The East Nashville singer-songwriter delivers a tour-de-force

Aaron Lee TasjanAaron Lee Tasjan

Curtis Wayne Millard*

After coming to prominence as a sardonic folkie in the tradition of Todd Snider on albums like 2015’s In the Blazes and 2016’s Silver Tears (see that LP’s “12 Bar Blues”), Aaron Lee Tasjan, like many of his East Nashville contemporaries, has in recent years moved away from country-roots music and toward a more expansive pop-rock. 2018’s Karma For Cheap was a transitional record, swapping in electric guitars for acoustic, and folkie stoner wisdom for a more open-hearted curiosity. 
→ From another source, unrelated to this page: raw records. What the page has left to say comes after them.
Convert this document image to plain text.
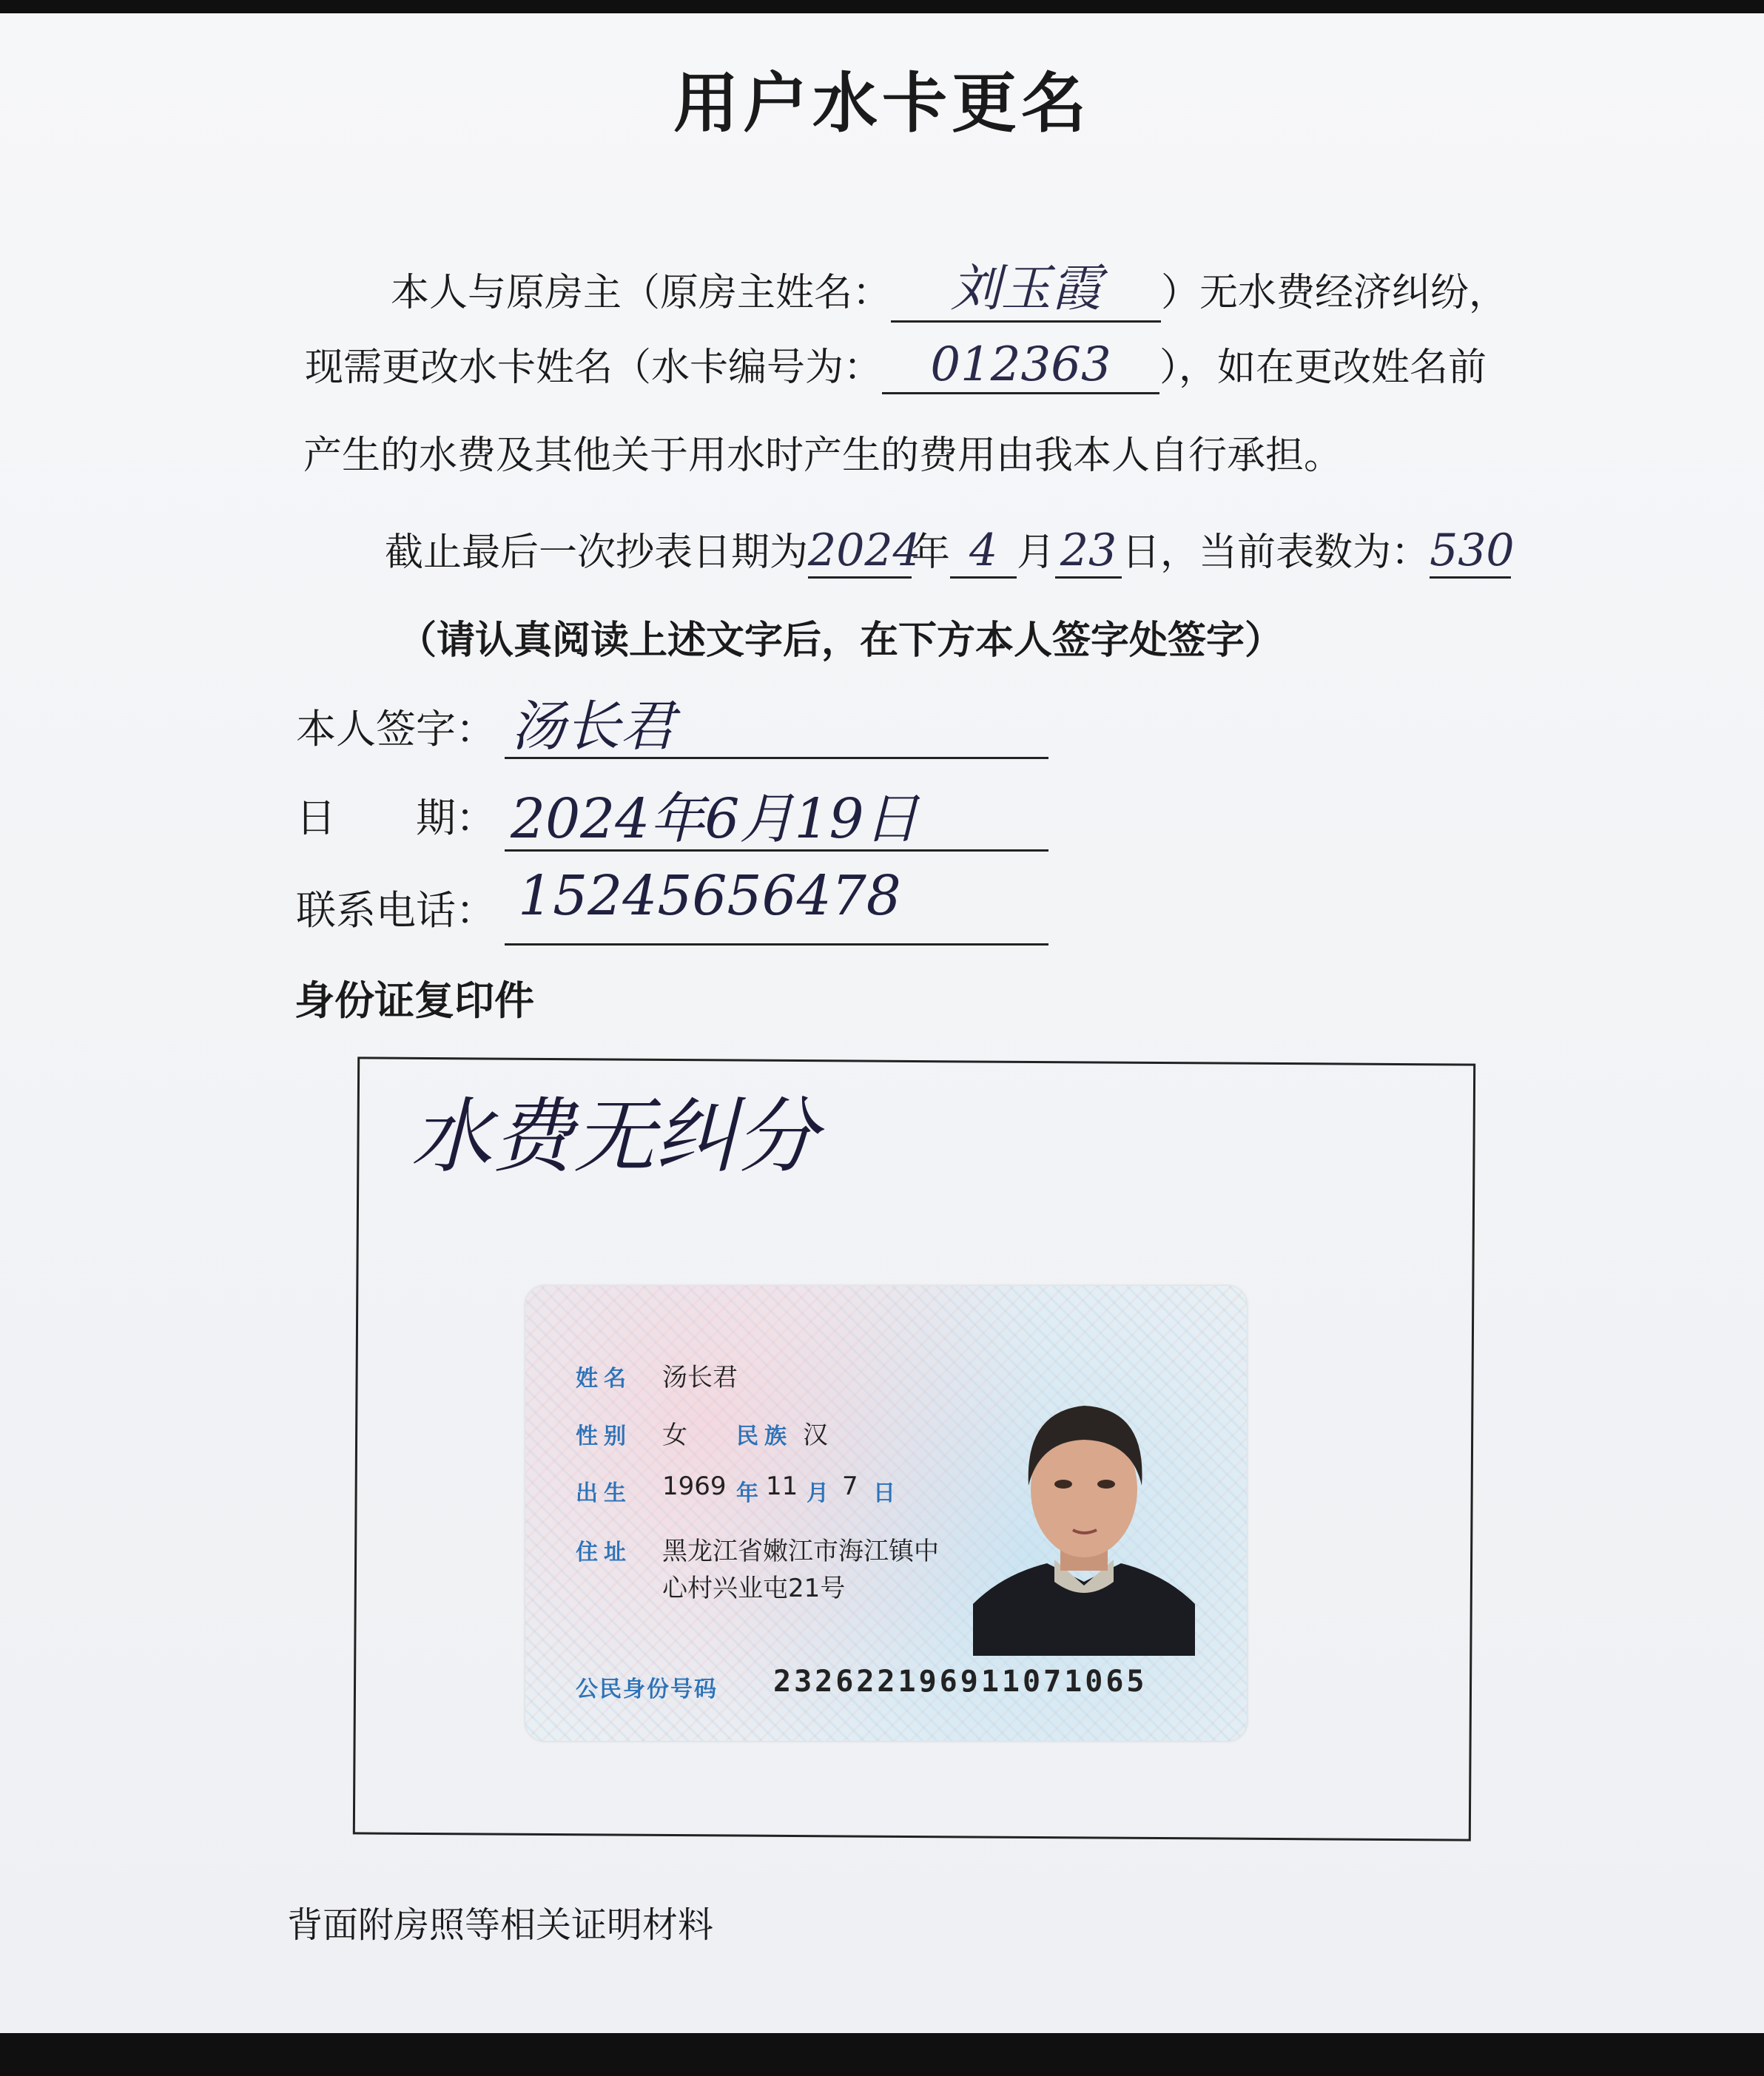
用户水卡更名
本人与原房主（原房主姓名： 刘玉霞 ）无水费经济纠纷，
现需更改水卡姓名（水卡编号为： 012363 ），如在更改姓名前
产生的水费及其他关于用水时产生的费用由我本人自行承担。
截止最后一次抄表日期为2024年 4 月 23 日，当前表数为：530
（请认真阅读上述文字后，在下方本人签字处签字）
本人签字： 汤长君
日　　期： 2024年6月19日
联系电话： 15245656478
身份证复印件
水费无纠分
姓名 汤长君
性别 女 民族 汉
出生 1969 年 11 月 7 日
住址 黑龙江省嫩江市海江镇中
心村兴业屯21号
公民身份号码 232622196911071065
背面附房照等相关证明材料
Enter Tasjan! Tasjan! Tasjan!, the singer-songwriter’s latest album, and his most compelling to date. His sonic reinvention here — marked by stammering synths and swirling glam-rock — feels both effortless and inevitable. Tasjan delivers songs like “Sunday Women,” with its chorus storming the song in its opening seconds, and “Don’t Overthink It,” with its psych-rock outro, with a thrilling, fresh urgency that makes it feel like he’s the first singer-songwriter to discover (or, in his case, rediscover) synths and pop choruses.

“Up All Night,” the album’s centerpiece and pop highlight, would sound at home in a mid-Eighties arena. Sparse ballads like “Now You Know,” “Not That Bad,” and “Got What I Wanted,” meanwhile, conjure the Sixties melodicism of the Zombies and the Kinks. “Feminine Walk” is Tasjan’s own twisted mythologizing of his bohemian past (the songwriter once toured as a member of the New York Dolls), a thrilling travelogue that crams in references to Napster, Guy Clark, drag, and Conway Twitty in three and a half minutes.

“May the guitar rest in peace,” Tasjan sings early on in the album, at once mocking the idea, giving it credence, and wondering how his own record fits into the tired proclamation. Tasjan sings that line on “Computer of Love.” The song — a tale of “fake friends tweeting 2 cents” — is one of several vague meditations on the trappings of technology and social media (see “Cartoon Music”) that don’t quite hit in the same way as the rest of the free-flowing, exuberant record. 

But for the most part, Tasjan! Tasjan! Tasjan! is a triumphant progression, merging all Tasjan’s varied strands of his musical DNA into a  genuine tour-de-force. “Take this lonely song and break it/There’s no way I’m gonna make it,” as the 34-year-old singer who’s already lived many musical lives puts it toward the end of the album, “Nothing’s in the cards I haven’t seen.”